While Cyril continued to expose Nestorius, at first in letters to him, such as his celebrated Dogmatic Epistle, and later in special theological works, Nestorius took advantage of the complaints of certain Alexandrian clerics against their bishop and planned to have him condemned at an ecclesiastical court. Cyril’s personality and his unlimited authority throughout all Egypt had won him many enemies. Instead of giving a theological answer to a theological accusation, Nestorius simply attempted to crush him with the support of the emperor, the weak-willed and indecisive Theodosius II. Perceiving the danger, Cyril turned to Rome. There Nestorius was already disliked for his one-sided support, given without consultation with Rome, of the Pelagians, heretics who were disturbing the Christian West at the time. Cyril sent examples of Nestorius’ teachings to Pope Celestine; they were sharply condemned by the local expert on Eastern matters, John Cassian, an abbot of Marseilles. In August 430 a council of bishops under the leadership of the pope condemned the doctrine of Nestorius. The bishop of Constantinople was given ten days from the time he received the Roman decision to recant from his errors.

This decision was transmitted to Constantinople through Cyril, whom the Pope empowered to be his representative. When he had learned the decision of the Roman council, Cyril convened his own bishops in Alexandria, who of course confirmed the condemnation of Nestorian doctrine. The council also approved a formula of recantation in the form of twelve “anathemas” which Cyril had composed for Nestorius. All this material was sent to Nestorius and to the bishops of the main Eastern churches — John of Antioch, Juvenal of Jerusalem, Acacius of Berea, and other friends of Nestorius and followers of Theodore of Mopsuestia. Meanwhile, Nestorius, in order to parry what seemed to him a new attack by the ambitious Alexandrian, who had converted even Rome to his side, persuaded the emperor to summon an ecumenical council. The sacra, or summons, of the emperor, sent out to the bishops in November 430, called them to Ephesus on Pentecost of the following year.

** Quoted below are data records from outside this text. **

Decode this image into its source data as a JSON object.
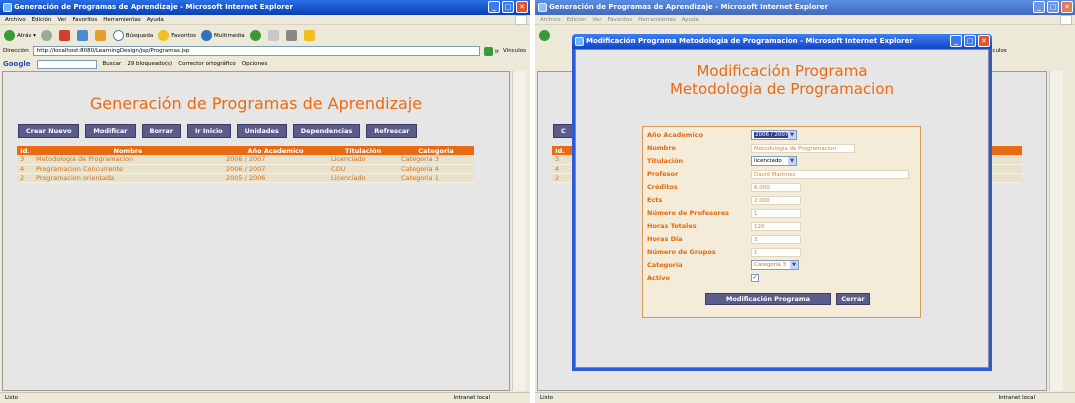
{
  "left": {
    "window_title": "Generación de Programas de Aprendizaje - Microsoft Internet Explorer",
    "menu": [
      "Archivo",
      "Edición",
      "Ver",
      "Favoritos",
      "Herramientas",
      "Ayuda"
    ],
    "toolbar": {
      "back": "Atrás",
      "search": "Búsqueda",
      "favorites": "Favoritos",
      "multimedia": "Multimedia"
    },
    "address_label": "Dirección",
    "address_url": "http://localhost:8080/LearningDesign/jsp/Programas.jsp",
    "go_label": "Ir",
    "links_label": "Vínculos",
    "google": {
      "logo": "Google",
      "search": "Buscar",
      "blocked": "29 bloqueado(s)",
      "spell": "Corrector ortográfico",
      "options": "Opciones"
    },
    "page_title": "Generación de Programas de Aprendizaje",
    "buttons": [
      "Crear Nuevo",
      "Modificar",
      "Borrar",
      "Ir Inicio",
      "Unidades",
      "Dependencias",
      "Refrescar"
    ],
    "table": {
      "headers": [
        "Id.",
        "Nombre",
        "Año Academico",
        "Titulación",
        "Categoria"
      ],
      "rows": [
        [
          "3",
          "Metodologia de Programacion",
          "2006 / 2007",
          "Licenciado",
          "Categoria 3"
        ],
        [
          "4",
          "Programacion Concurrente",
          "2006 / 2007",
          "COU",
          "Categoria 4"
        ],
        [
          "2",
          "Programacion orientada",
          "2005 / 2006",
          "Licenciado",
          "Categoria 1"
        ]
      ]
    },
    "status_left": "Listo",
    "status_zone": "Intranet local"
  },
  "right": {
    "window_title": "Generación de Programas de Aprendizaje - Microsoft Internet Explorer",
    "dialog_title": "Modificación Programa Metodologia de Programacion - Microsoft Internet Explorer",
    "heading_line1": "Modificación Programa",
    "heading_line2": "Metodologia de Programacion",
    "form": {
      "anio_label": "Año Academico",
      "anio_value": "2006 / 2007",
      "nombre_label": "Nombre",
      "nombre_value": "Metodologia de Programacion",
      "titulacion_label": "Titulación",
      "titulacion_value": "licenciado",
      "profesor_label": "Profesor",
      "profesor_value": "David Martinez",
      "creditos_label": "Créditos",
      "creditos_value": "6.000",
      "ects_label": "Ects",
      "ects_value": "2.000",
      "num_prof_label": "Número de Profesores",
      "num_prof_value": "1",
      "horas_tot_label": "Horas Totales",
      "horas_tot_value": "120",
      "horas_dia_label": "Horas Día",
      "horas_dia_value": "3",
      "num_grupos_label": "Número de Grupos",
      "num_grupos_value": "1",
      "categoria_label": "Categoria",
      "categoria_value": "Categoria 3",
      "activo_label": "Activo",
      "activo_checked": true
    },
    "submit_label": "Modificación Programa",
    "cancel_label": "Cerrar",
    "status_left": "Listo",
    "status_zone": "Intranet local"
  }
}
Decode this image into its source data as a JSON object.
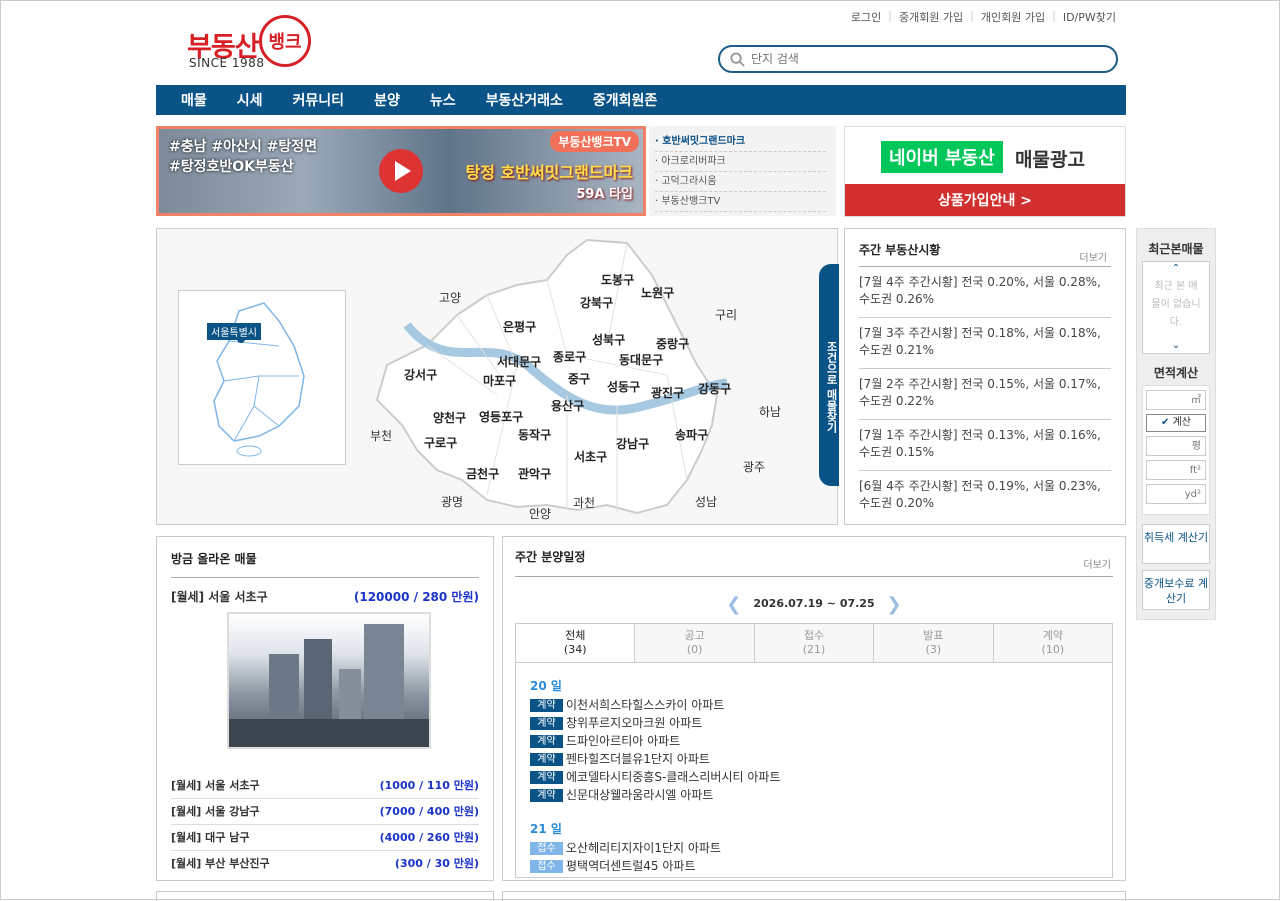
{
  "top_links": [
    "로그인",
    "중개회원 가입",
    "개인회원 가입",
    "ID/PW찾기"
  ],
  "logo": {
    "brand": "부동산",
    "circle": "뱅크",
    "since": "SINCE 1988"
  },
  "search": {
    "placeholder": "단지 검색"
  },
  "nav": [
    "매물",
    "시세",
    "커뮤니티",
    "분양",
    "뉴스",
    "부동산거래소",
    "중개회원존"
  ],
  "banner": {
    "hashtags_line1": "#충남 #아산시 #탕정면",
    "hashtags_line2": "#탕정호반OK부동산",
    "channel": "부동산뱅크TV",
    "title": "탕정 호반써밋그랜드마크",
    "subtitle": "59A 타입"
  },
  "tv_list": [
    "호반써밋그랜드마크",
    "아크로리버파크",
    "고덕그라시움",
    "부동산뱅크TV"
  ],
  "naver_ad": {
    "brand": "네이버 부동산",
    "label": "매물광고",
    "cta": "상품가입안내 >"
  },
  "map": {
    "mini_label": "서울특별시",
    "condition_tab": "조건으로 매물찾기",
    "outer_regions": [
      "고양",
      "구리",
      "하남",
      "부천",
      "광주",
      "광명",
      "안양",
      "과천",
      "성남"
    ],
    "districts": [
      "도봉구",
      "노원구",
      "강북구",
      "은평구",
      "성북구",
      "중랑구",
      "종로구",
      "서대문구",
      "동대문구",
      "마포구",
      "중구",
      "강서구",
      "성동구",
      "광진구",
      "강동구",
      "용산구",
      "양천구",
      "영등포구",
      "구로구",
      "동작구",
      "송파구",
      "강남구",
      "서초구",
      "금천구",
      "관악구"
    ]
  },
  "market": {
    "title": "주간 부동산시황",
    "more": "더보기",
    "items": [
      "[7월 4주 주간시황] 전국 0.20%, 서울 0.28%, 수도권 0.26%",
      "[7월 3주 주간시황] 전국 0.18%, 서울 0.18%, 수도권 0.21%",
      "[7월 2주 주간시황] 전국 0.15%, 서울 0.17%, 수도권 0.22%",
      "[7월 1주 주간시황] 전국 0.13%, 서울 0.16%, 수도권 0.15%",
      "[6월 4주 주간시황] 전국 0.19%, 서울 0.23%, 수도권 0.20%"
    ]
  },
  "side": {
    "recent_title": "최근본매물",
    "recent_empty": "최근 본 매물이 없습니다.",
    "area_title": "면적계산",
    "units": [
      "㎡",
      "평",
      "ft²",
      "yd²"
    ],
    "calc_btn": "계산",
    "tax_btn": "취득세 계산기",
    "fee_btn": "중개보수료 계산기"
  },
  "recent_listings": {
    "title": "방금 올라온 매물",
    "main": {
      "label": "[월세] 서울 서초구",
      "price": "(120000 / 280 만원)"
    },
    "rows": [
      {
        "label": "[월세] 서울 서초구",
        "price": "(1000 / 110 만원)"
      },
      {
        "label": "[월세] 서울 강남구",
        "price": "(7000 / 400 만원)"
      },
      {
        "label": "[월세] 대구 남구",
        "price": "(4000 / 260 만원)"
      },
      {
        "label": "[월세] 부산 부산진구",
        "price": "(300 / 30 만원)"
      }
    ]
  },
  "schedule": {
    "title": "주간 분양일정",
    "more": "더보기",
    "week": "2026.07.19 ~ 07.25",
    "tabs": [
      {
        "name": "전체",
        "count": "(34)"
      },
      {
        "name": "공고",
        "count": "(0)"
      },
      {
        "name": "접수",
        "count": "(21)"
      },
      {
        "name": "발표",
        "count": "(3)"
      },
      {
        "name": "계약",
        "count": "(10)"
      }
    ],
    "days": [
      {
        "day": "20 일",
        "events": [
          {
            "tag": "계약",
            "name": "이천서희스타힐스스카이 아파트"
          },
          {
            "tag": "계약",
            "name": "창위푸르지오마크원 아파트"
          },
          {
            "tag": "계약",
            "name": "드파인아르티아 아파트"
          },
          {
            "tag": "계약",
            "name": "펜타힐즈더블유1단지 아파트"
          },
          {
            "tag": "계약",
            "name": "에코델타시티중흥S-클래스리버시티 아파트"
          },
          {
            "tag": "계약",
            "name": "신문대상웰라움라시엘 아파트"
          }
        ]
      },
      {
        "day": "21 일",
        "events": [
          {
            "tag": "접수",
            "name": "오산헤리티지자이1단지 아파트"
          },
          {
            "tag": "접수",
            "name": "평택역더센트럴45 아파트"
          }
        ]
      }
    ]
  },
  "colors": {
    "brand_red": "#d71f26",
    "nav_blue": "#0a5387",
    "naver_green": "#03c75a",
    "price_blue": "#1a33c8"
  }
}
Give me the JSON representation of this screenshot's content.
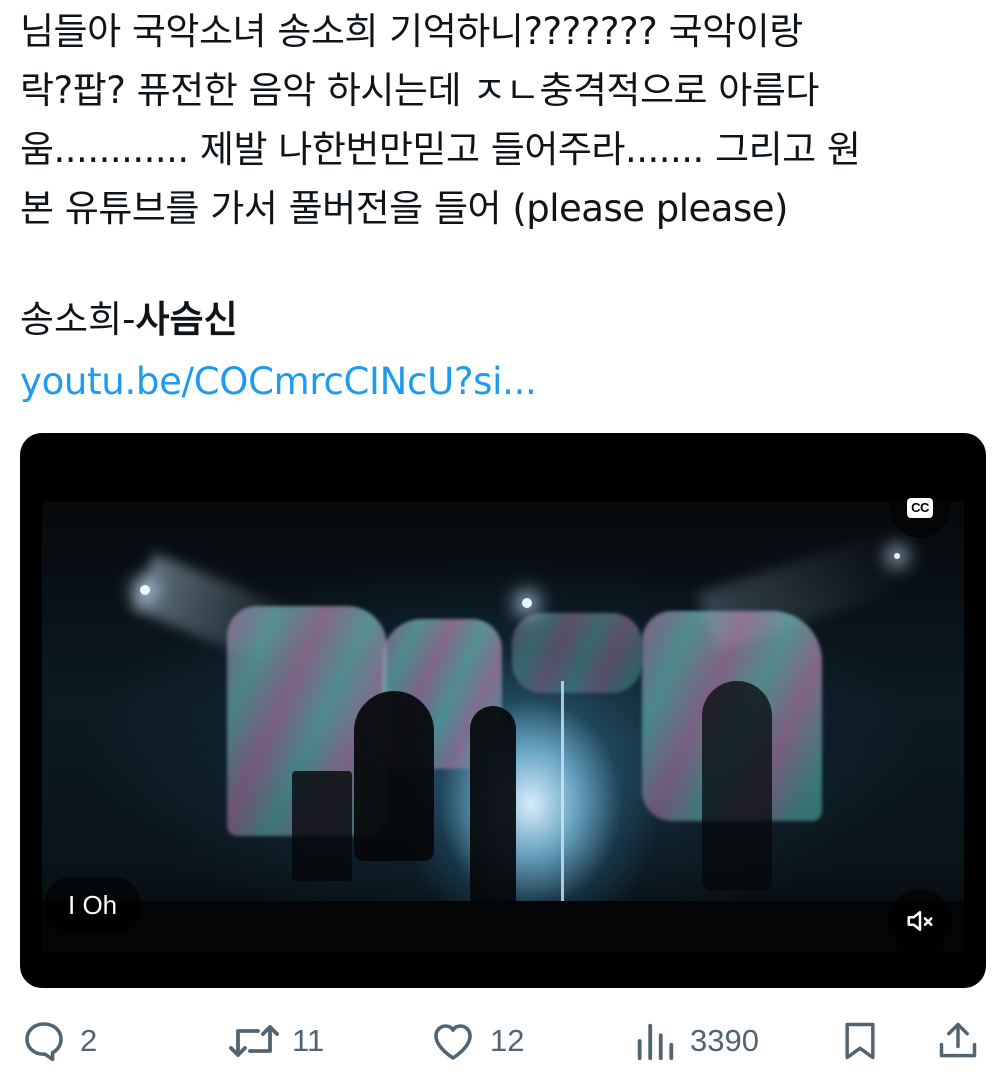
{
  "tweet": {
    "text_lines": [
      "님들아 국악소녀 송소희 기억하니??????? 국악이랑",
      "락?팝? 퓨전한 음악 하시는데 ㅈㄴ충격적으로 아름다",
      "움............ 제발 나한번만믿고 들어주라....... 그리고 원",
      "본 유튜브를 가서 풀버전을 들어 (please please)"
    ],
    "song_artist": "송소희-",
    "song_title": "사슴신",
    "link_text": "youtu.be/COCmrcCINcU?si..."
  },
  "video": {
    "cc_label": "CC",
    "caption": "I Oh",
    "mute_icon": "muted-speaker-icon"
  },
  "actions": {
    "reply_count": "2",
    "retweet_count": "11",
    "like_count": "12",
    "views_count": "3390"
  },
  "colors": {
    "link": "#1d9bf0",
    "action_gray": "#536471",
    "text": "#0f1419"
  }
}
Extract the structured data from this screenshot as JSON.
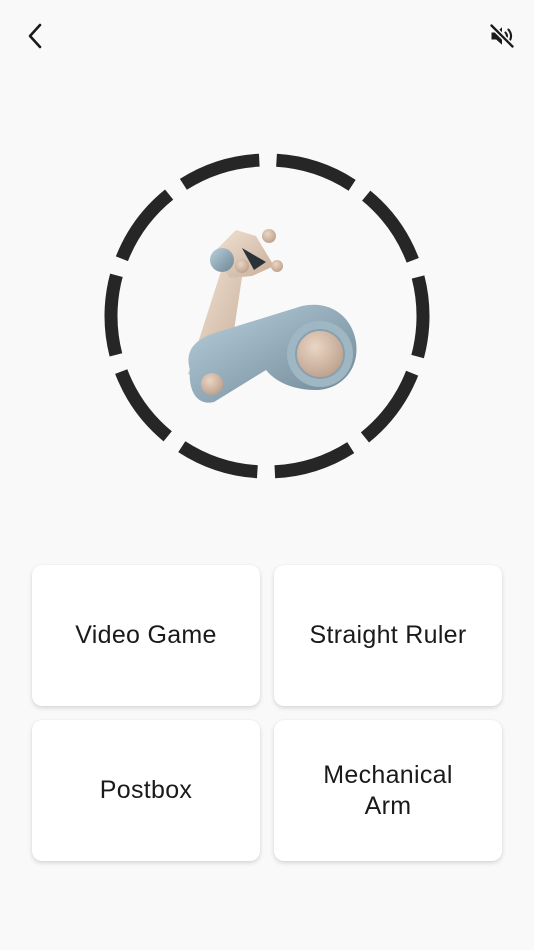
{
  "header": {
    "back_icon": "chevron-left-icon",
    "sound_icon": "speaker-muted-icon"
  },
  "question": {
    "image_icon": "mechanical-arm-icon"
  },
  "options": [
    {
      "label": "Video Game"
    },
    {
      "label": "Straight Ruler"
    },
    {
      "label": "Postbox"
    },
    {
      "label": "Mechanical Arm"
    }
  ],
  "colors": {
    "background": "#f9f9f9",
    "card": "#ffffff",
    "ring": "#262626",
    "text": "#1a1a1a"
  }
}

Outwardly the history of the Third Ecumenical Council was tragic. It met in an atmosphere of mutual suspicions, offenses, and misunderstanding. Again, as in the Arian dispute, it was not a simple conflict of black and white, of heresy against orthodoxy; there was also a real misunderstanding due to different shades of thought and use of words. Again the synthesis had to be arrived at by lengthy and tormenting analysis, the gradual process of finding a meeting ground between words and traditions.

The Eastern bishops, under the leadership of John of Antioch, attacked Cyril although they, too, were disturbed and frightened by the extreme and provocative conclusions drawn by Nestorius from the premises with which they were familiar. They did not take their position simply out of friendship for Nestorius; Cyril’s language and theology seemed to them plainly unacceptable. His twelve anathemas then led to a storm of protests and condemnations in Syria. Theodoret of Cyrrhus, leading light of Antiochene theology, was especially outspoken against them.